I'm glad you came in to ask because otherwise it looks as if his plans would work and you'd possibly never see your DS again.

Heronwatcher · 06/07/2021 16:22

No way! Don’t let him take him anywhere near an airport. Don’t chase for contact. Do nothing and let him take you to court, then you can fully detail all the contact he’s missed and your concerns about him disappearing. No way is this in the child’s interests. Also does he have parental responsibility (is he on the birth certificate)? If so see if you can flag with the passport office that there is a risk of kidnap- I heard of one horrible case where a child’s dad applied for a replacement passport (said the old one was lost). Your solicitor or the passport office might be able to help.

alongwiththesunshine · 06/07/2021 16:28

No do not do this.

My friend, let her ex take her children to Pakistan to meet grandparents despite how abusive he was.

He came back without the children. This was 5 years ago. She hasn't seen them since or even FaceTimed nothing. Knows zilch. They was 3&8

This is my worse fear and probably one of the reasons while I'll never divorce my dh while kids are young (if it came to it)

cuparfull · 06/07/2021 16:30

No No way... do not allow this to happen. Never!

Be sure to tell your solicitor about the threats from the fathers parents....

That should prove to the court your son will never come back.

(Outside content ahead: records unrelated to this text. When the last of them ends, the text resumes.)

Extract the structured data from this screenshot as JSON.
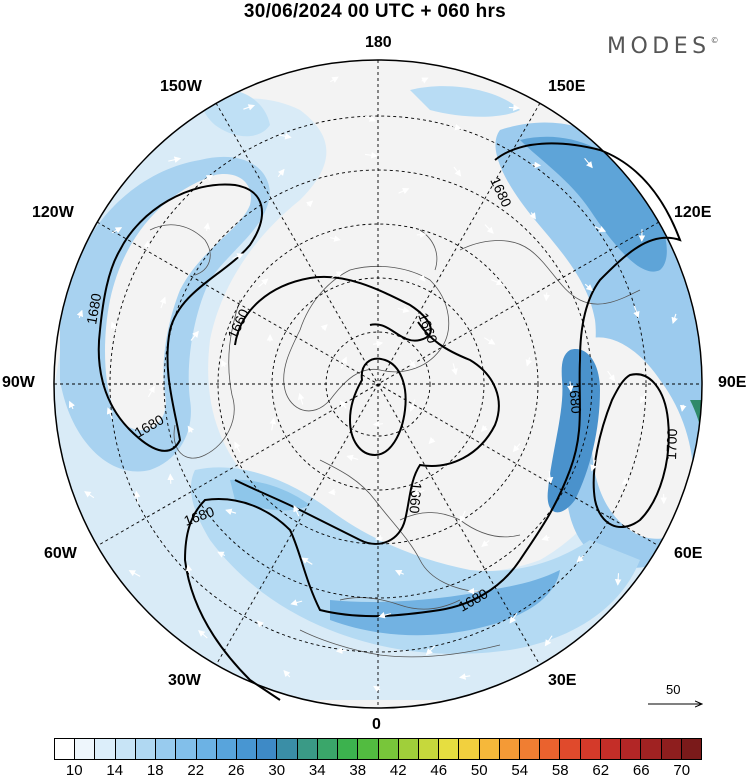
{
  "header": {
    "title": "30/06/2024  00 UTC  + 060 hrs",
    "logo_text": "MODES"
  },
  "map": {
    "projection": "north-polar-stereographic",
    "longitude_labels": [
      {
        "id": "lon-180",
        "text": "180"
      },
      {
        "id": "lon-150e",
        "text": "150E"
      },
      {
        "id": "lon-120e",
        "text": "120E"
      },
      {
        "id": "lon-90e",
        "text": "90E"
      },
      {
        "id": "lon-60e",
        "text": "60E"
      },
      {
        "id": "lon-30e",
        "text": "30E"
      },
      {
        "id": "lon-0",
        "text": "0"
      },
      {
        "id": "lon-30w",
        "text": "30W"
      },
      {
        "id": "lon-60w",
        "text": "60W"
      },
      {
        "id": "lon-90w",
        "text": "90W"
      },
      {
        "id": "lon-120w",
        "text": "120W"
      },
      {
        "id": "lon-150w",
        "text": "150W"
      }
    ],
    "contour_labels": [
      "1680",
      "1680",
      "1680",
      "1680",
      "1680",
      "1680",
      "1660",
      "1660",
      "1660",
      "1700"
    ],
    "wind_reference": {
      "value": "50"
    },
    "colors": {
      "land_fill": "#f2f2f2",
      "coast": "#555555",
      "wind_light": "#d2e8f6",
      "wind_mid": "#8ec6ea",
      "wind_strong": "#4a98d0",
      "wind_max": "#2e7ec0"
    }
  },
  "colorbar": {
    "ticks": [
      "10",
      "14",
      "18",
      "22",
      "26",
      "30",
      "34",
      "38",
      "42",
      "46",
      "50",
      "54",
      "58",
      "62",
      "66",
      "70"
    ],
    "colors": [
      "#ffffff",
      "#eef6fc",
      "#dceefa",
      "#c8e4f6",
      "#b0d8f2",
      "#98cbee",
      "#82bfea",
      "#6cb2e4",
      "#58a4dc",
      "#4896d2",
      "#3e8ac6",
      "#3a8ea6",
      "#3a9a86",
      "#3aa66a",
      "#3cb24e",
      "#52bc40",
      "#78c63a",
      "#a0cf3a",
      "#c6d83c",
      "#e6de40",
      "#f2d03e",
      "#f6b83a",
      "#f49a36",
      "#f07e32",
      "#ea622e",
      "#e04a2c",
      "#d43a2a",
      "#c42e28",
      "#b22626",
      "#a02222",
      "#8e1e1e",
      "#7a1a1a"
    ]
  }
}
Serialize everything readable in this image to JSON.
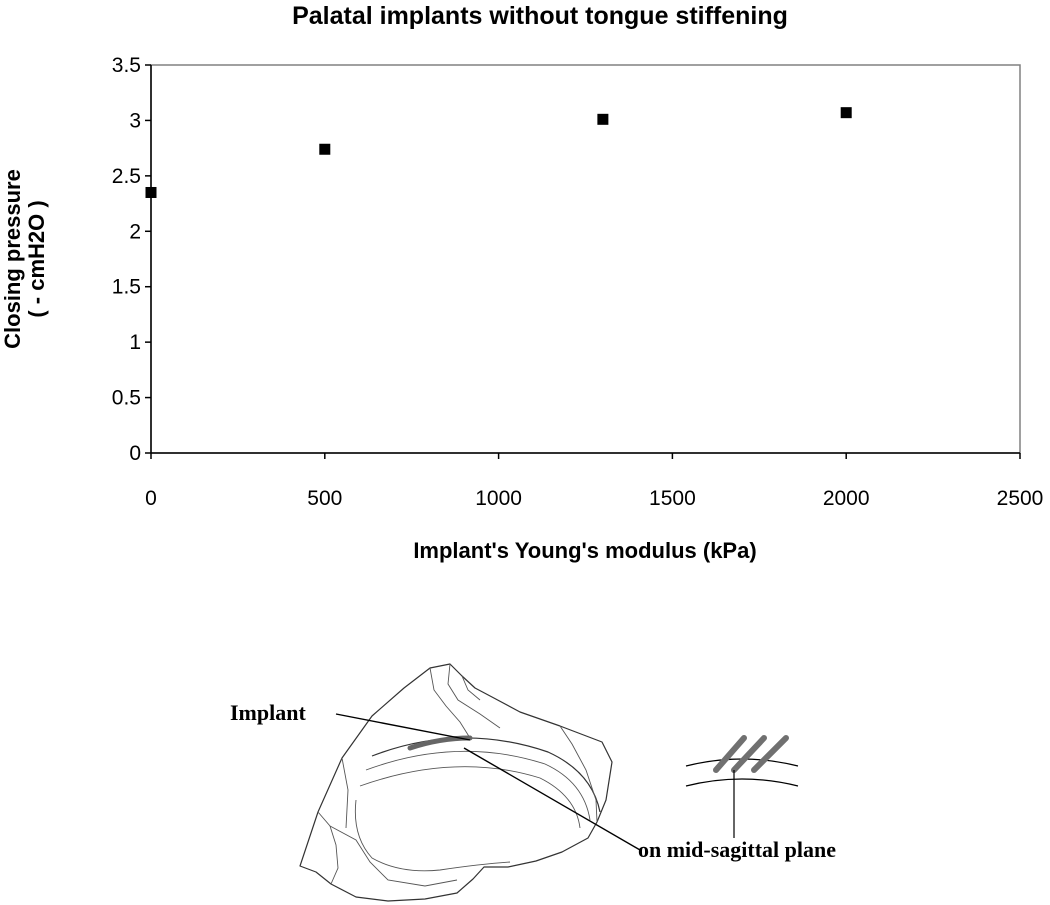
{
  "chart_data": {
    "type": "scatter",
    "title": "Palatal implants without tongue stiffening",
    "xlabel": "Implant's Young's modulus (kPa)",
    "ylabel_lines": [
      "Closing pressure",
      "( - cmH2O )"
    ],
    "xlim": [
      0,
      2500
    ],
    "ylim": [
      0,
      3.5
    ],
    "xticks": [
      0,
      500,
      1000,
      1500,
      2000,
      2500
    ],
    "yticks": [
      0,
      0.5,
      1,
      1.5,
      2,
      2.5,
      3,
      3.5
    ],
    "xtick_labels": [
      "0",
      "500",
      "1000",
      "1500",
      "2000",
      "2500"
    ],
    "ytick_labels": [
      "0",
      "0.5",
      "1",
      "1.5",
      "2",
      "2.5",
      "3",
      "3.5"
    ],
    "marker": "square",
    "marker_color": "#000000",
    "grid": false,
    "legend": false,
    "series": [
      {
        "x": [
          0,
          500,
          1300,
          2000
        ],
        "y": [
          2.35,
          2.74,
          3.01,
          3.07
        ]
      }
    ]
  },
  "figure_annotations": {
    "implant_label": "Implant",
    "plane_label": "on mid-sagittal plane"
  }
}
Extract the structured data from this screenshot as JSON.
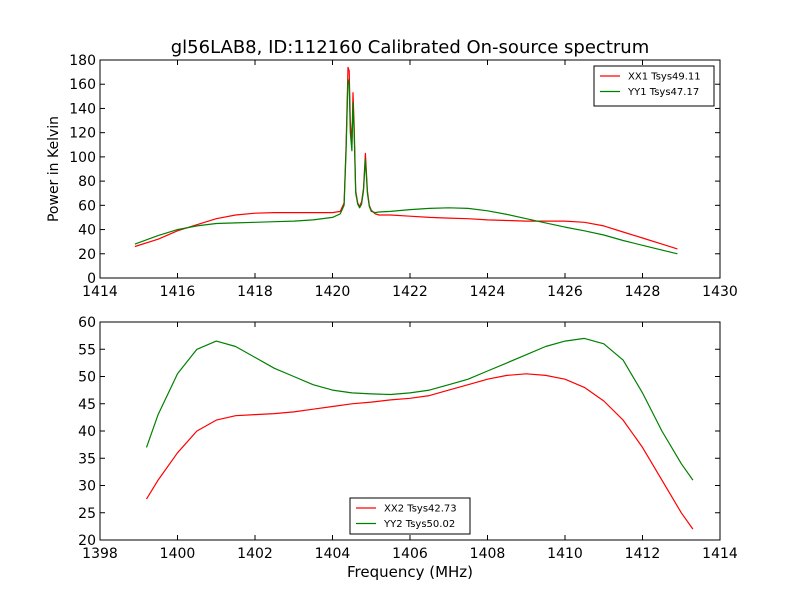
{
  "figure": {
    "title": "gl56LAB8, ID:112160 Calibrated On-source spectrum",
    "shared_xlabel": "Frequency (MHz)"
  },
  "chart_data": [
    {
      "type": "line",
      "title": "gl56LAB8, ID:112160 Calibrated On-source spectrum",
      "xlabel": "",
      "ylabel": "Power in Kelvin",
      "xlim": [
        1414,
        1430
      ],
      "ylim": [
        0,
        180
      ],
      "xticks": [
        1414,
        1416,
        1418,
        1420,
        1422,
        1424,
        1426,
        1428,
        1430
      ],
      "yticks": [
        0,
        20,
        40,
        60,
        80,
        100,
        120,
        140,
        160,
        180
      ],
      "grid": false,
      "legend_position": "top-right",
      "series": [
        {
          "name": "XX1 Tsys49.11",
          "color": "#ff0000",
          "x": [
            1414.9,
            1415.5,
            1416.0,
            1416.5,
            1417.0,
            1417.5,
            1418.0,
            1418.5,
            1419.0,
            1419.5,
            1420.0,
            1420.2,
            1420.3,
            1420.35,
            1420.4,
            1420.43,
            1420.46,
            1420.5,
            1420.53,
            1420.56,
            1420.6,
            1420.65,
            1420.7,
            1420.75,
            1420.8,
            1420.85,
            1420.9,
            1420.95,
            1421.0,
            1421.1,
            1421.2,
            1421.5,
            1422.0,
            1422.5,
            1423.0,
            1423.5,
            1424.0,
            1424.5,
            1425.0,
            1425.5,
            1426.0,
            1426.5,
            1427.0,
            1427.5,
            1428.0,
            1428.5,
            1428.9
          ],
          "y": [
            26,
            32,
            39,
            44,
            49,
            52,
            53.5,
            54,
            54,
            54,
            54,
            55,
            62,
            110,
            174,
            171,
            130,
            110,
            153,
            125,
            72,
            62,
            59,
            63,
            74,
            103,
            72,
            60,
            56,
            53,
            52,
            52,
            51,
            50,
            49.5,
            49,
            48,
            47.5,
            47,
            47,
            47,
            46,
            43,
            38,
            33,
            28,
            24
          ]
        },
        {
          "name": "YY1 Tsys47.17",
          "color": "#008000",
          "x": [
            1414.9,
            1415.5,
            1416.0,
            1416.5,
            1417.0,
            1417.5,
            1418.0,
            1418.5,
            1419.0,
            1419.5,
            1420.0,
            1420.2,
            1420.3,
            1420.35,
            1420.4,
            1420.43,
            1420.46,
            1420.5,
            1420.53,
            1420.56,
            1420.6,
            1420.65,
            1420.7,
            1420.75,
            1420.8,
            1420.85,
            1420.9,
            1420.95,
            1421.0,
            1421.1,
            1421.2,
            1421.5,
            1422.0,
            1422.5,
            1423.0,
            1423.5,
            1424.0,
            1424.5,
            1425.0,
            1425.5,
            1426.0,
            1426.5,
            1427.0,
            1427.5,
            1428.0,
            1428.5,
            1428.9
          ],
          "y": [
            28,
            35,
            40,
            43,
            45,
            45.5,
            46,
            46.5,
            47,
            48,
            50,
            53,
            60,
            105,
            164,
            160,
            120,
            105,
            145,
            118,
            70,
            61,
            58,
            61,
            72,
            98,
            70,
            59,
            55,
            54,
            54.5,
            55,
            56.5,
            57.5,
            58,
            57.5,
            55.5,
            52.5,
            49,
            45.5,
            42,
            39,
            35.5,
            31,
            27,
            23,
            20
          ]
        }
      ]
    },
    {
      "type": "line",
      "title": "",
      "xlabel": "Frequency (MHz)",
      "ylabel": "",
      "xlim": [
        1398,
        1414
      ],
      "ylim": [
        20,
        60
      ],
      "xticks": [
        1398,
        1400,
        1402,
        1404,
        1406,
        1408,
        1410,
        1412,
        1414
      ],
      "yticks": [
        20,
        25,
        30,
        35,
        40,
        45,
        50,
        55,
        60
      ],
      "grid": false,
      "legend_position": "bottom-center",
      "series": [
        {
          "name": "XX2 Tsys42.73",
          "color": "#ff0000",
          "x": [
            1399.2,
            1399.5,
            1400.0,
            1400.5,
            1401.0,
            1401.5,
            1402.0,
            1402.5,
            1403.0,
            1403.5,
            1404.0,
            1404.5,
            1405.0,
            1405.5,
            1406.0,
            1406.5,
            1407.0,
            1407.5,
            1408.0,
            1408.5,
            1409.0,
            1409.5,
            1410.0,
            1410.5,
            1411.0,
            1411.5,
            1412.0,
            1412.5,
            1413.0,
            1413.3
          ],
          "y": [
            27.5,
            31,
            36,
            40,
            42,
            42.8,
            43,
            43.2,
            43.5,
            44,
            44.5,
            45,
            45.3,
            45.7,
            46,
            46.5,
            47.5,
            48.5,
            49.5,
            50.2,
            50.5,
            50.2,
            49.5,
            48,
            45.5,
            42,
            37,
            31,
            25,
            22
          ]
        },
        {
          "name": "YY2 Tsys50.02",
          "color": "#008000",
          "x": [
            1399.2,
            1399.5,
            1400.0,
            1400.5,
            1401.0,
            1401.5,
            1402.0,
            1402.5,
            1403.0,
            1403.5,
            1404.0,
            1404.5,
            1405.0,
            1405.5,
            1406.0,
            1406.5,
            1407.0,
            1407.5,
            1408.0,
            1408.5,
            1409.0,
            1409.5,
            1410.0,
            1410.5,
            1411.0,
            1411.5,
            1412.0,
            1412.5,
            1413.0,
            1413.3
          ],
          "y": [
            37,
            43,
            50.5,
            55,
            56.5,
            55.5,
            53.5,
            51.5,
            50,
            48.5,
            47.5,
            47,
            46.8,
            46.7,
            47,
            47.5,
            48.5,
            49.5,
            51,
            52.5,
            54,
            55.5,
            56.5,
            57,
            56,
            53,
            47,
            40,
            34,
            31
          ]
        }
      ]
    }
  ]
}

QueenBee52 · 06/07/2021 16:32

Tbh I'd be changing Solicitors

ICanTuckMyBoobsInMyPockets · 06/07/2021 16:32

Absolutely fucking not

AdultingAvoidance · 06/07/2021 16:33

@GertrudePerkinsPaperyThing well done. The first person in two pages to give a sensible answer.

Get legal representation to make a PSO Prohibited Steps Order now. I've been the mother who lost their child to an overseas holiday and wasn't returned. 3 years, 2 weeks and 1 day of heartbreak until DD returned.